Indeed, the principle pleasure of the novel beyond its conceit is the way in which Whitfield shows Henry and Anne building their worldviews around their circumstances – adapting. A good chunk of the novel deals with Henry’s education by Allard, which proceeds fitfully because the deepsman’s mind is not adapted to concepts and dialogue in the way that the landsman’s is: “Understand, in Henry’s mind, was a word of imprisonment.” [pg. 41] Placing herself in a venerable literary tradition (Murdoch’s The Sea, The Sea comes particularly to mind, but so too might The Seafarer or Moby Dick), Whitfield’s sea is unknowable and untameable, and her deepsmen accept this by speaking a booming, musical language of simple commands and warnings, unadorned with the proprietary aspect of defintion. But Anne, too, though from birth more part of the landsman’s world than the deepsman’s, must be educated about the world – in her case towards a broader and more flexible view of people and all, good and ill, of which they are capable.

Henry and Anne thus ultimately meet halfway – a marriage of convenience to save a monarchy. At times, alas, Whitfield is as awkward as her central couple: her exposition, in particular, is often poorly handled, and too often a character’s epiphany is experienced as an internal question-and-answer session. So on the level of technique In Great Waters is less impressive than it is on the level of concept. It is still, however, a solidly written novel with three good characters (Henry, Anne and Westlake), a colourful, if occassionally one-note, supporting cast, and a robust, memorable world. As Martin Lewis implies at The SF Site, the book is a confident and entertaining entry in the human-as-alien/learning-the-world stable of SF&F novels; Owen Jones, too, has the book’s number when he says at SFF World that, “With any number of reasons why this novel could have failed, many inherent to the type and style of story chosen, this is a highly crafted piece worthy of a far more experienced writer.”
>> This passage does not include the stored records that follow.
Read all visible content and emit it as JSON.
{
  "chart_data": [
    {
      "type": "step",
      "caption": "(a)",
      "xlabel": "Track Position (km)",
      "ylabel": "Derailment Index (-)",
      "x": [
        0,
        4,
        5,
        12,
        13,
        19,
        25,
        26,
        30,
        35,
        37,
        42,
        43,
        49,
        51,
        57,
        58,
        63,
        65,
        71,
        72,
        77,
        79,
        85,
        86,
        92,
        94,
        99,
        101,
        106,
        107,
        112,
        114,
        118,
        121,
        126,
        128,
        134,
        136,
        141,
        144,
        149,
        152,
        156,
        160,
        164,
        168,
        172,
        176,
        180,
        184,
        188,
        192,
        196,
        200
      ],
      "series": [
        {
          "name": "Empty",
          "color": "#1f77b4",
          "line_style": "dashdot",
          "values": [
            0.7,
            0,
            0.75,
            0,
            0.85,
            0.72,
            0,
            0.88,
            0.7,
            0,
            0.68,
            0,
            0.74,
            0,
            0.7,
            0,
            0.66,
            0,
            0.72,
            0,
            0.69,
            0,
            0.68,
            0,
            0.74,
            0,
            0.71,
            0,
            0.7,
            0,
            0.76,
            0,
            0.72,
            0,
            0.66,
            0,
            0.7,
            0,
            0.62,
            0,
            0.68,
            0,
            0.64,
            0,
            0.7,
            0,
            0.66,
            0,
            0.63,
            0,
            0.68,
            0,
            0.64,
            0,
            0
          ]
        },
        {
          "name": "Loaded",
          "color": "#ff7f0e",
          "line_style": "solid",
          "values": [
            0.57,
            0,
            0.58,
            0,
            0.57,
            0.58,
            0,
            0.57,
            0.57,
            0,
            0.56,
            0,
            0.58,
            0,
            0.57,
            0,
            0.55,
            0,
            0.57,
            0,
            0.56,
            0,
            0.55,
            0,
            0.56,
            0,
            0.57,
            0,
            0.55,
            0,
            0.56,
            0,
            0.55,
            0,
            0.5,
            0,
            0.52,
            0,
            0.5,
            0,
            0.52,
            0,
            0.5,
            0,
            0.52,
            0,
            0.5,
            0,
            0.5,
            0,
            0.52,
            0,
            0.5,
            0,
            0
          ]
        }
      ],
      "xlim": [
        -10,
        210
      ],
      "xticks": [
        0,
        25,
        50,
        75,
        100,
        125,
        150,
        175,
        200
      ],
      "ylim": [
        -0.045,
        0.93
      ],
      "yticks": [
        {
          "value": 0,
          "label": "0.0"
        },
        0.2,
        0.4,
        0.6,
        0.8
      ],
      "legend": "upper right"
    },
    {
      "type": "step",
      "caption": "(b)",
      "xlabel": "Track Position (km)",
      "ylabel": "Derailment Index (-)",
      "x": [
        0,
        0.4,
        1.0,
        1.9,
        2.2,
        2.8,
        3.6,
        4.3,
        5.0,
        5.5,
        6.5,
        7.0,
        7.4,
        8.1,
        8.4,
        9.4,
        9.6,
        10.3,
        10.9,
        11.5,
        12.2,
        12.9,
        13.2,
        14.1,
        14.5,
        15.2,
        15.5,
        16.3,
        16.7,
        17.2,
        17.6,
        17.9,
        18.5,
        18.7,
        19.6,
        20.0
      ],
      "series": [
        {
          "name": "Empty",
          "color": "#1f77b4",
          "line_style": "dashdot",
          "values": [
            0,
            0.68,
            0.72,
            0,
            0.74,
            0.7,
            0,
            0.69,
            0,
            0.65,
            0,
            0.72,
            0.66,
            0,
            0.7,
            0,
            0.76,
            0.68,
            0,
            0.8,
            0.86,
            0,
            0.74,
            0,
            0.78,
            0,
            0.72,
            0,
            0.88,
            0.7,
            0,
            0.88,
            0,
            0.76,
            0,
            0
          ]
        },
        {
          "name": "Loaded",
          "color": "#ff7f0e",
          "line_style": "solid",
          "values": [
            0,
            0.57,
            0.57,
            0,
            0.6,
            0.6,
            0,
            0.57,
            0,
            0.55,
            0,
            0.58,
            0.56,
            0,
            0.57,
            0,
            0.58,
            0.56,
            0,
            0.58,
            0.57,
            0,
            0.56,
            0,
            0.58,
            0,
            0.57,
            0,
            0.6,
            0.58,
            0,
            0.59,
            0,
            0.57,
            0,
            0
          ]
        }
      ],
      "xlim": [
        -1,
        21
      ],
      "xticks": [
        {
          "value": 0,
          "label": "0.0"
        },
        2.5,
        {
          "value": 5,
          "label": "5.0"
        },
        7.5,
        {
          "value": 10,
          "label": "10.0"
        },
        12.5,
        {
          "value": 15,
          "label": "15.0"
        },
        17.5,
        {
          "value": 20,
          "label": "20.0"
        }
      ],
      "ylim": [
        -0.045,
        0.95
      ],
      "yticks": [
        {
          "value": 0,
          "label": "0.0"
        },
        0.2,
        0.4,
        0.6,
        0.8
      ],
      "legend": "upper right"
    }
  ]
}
All of this suggests (though Martin in particular stretches further in his review) a book which is competent but not explosive: Whitfield has written a thoughtful and entertaining novel which may at times lack elan but never good intentions. It’s hard, then, not to like In Great Waters. It is also a book with a good deal to admire about it – although ultimately you may be more fond of than impressed by it.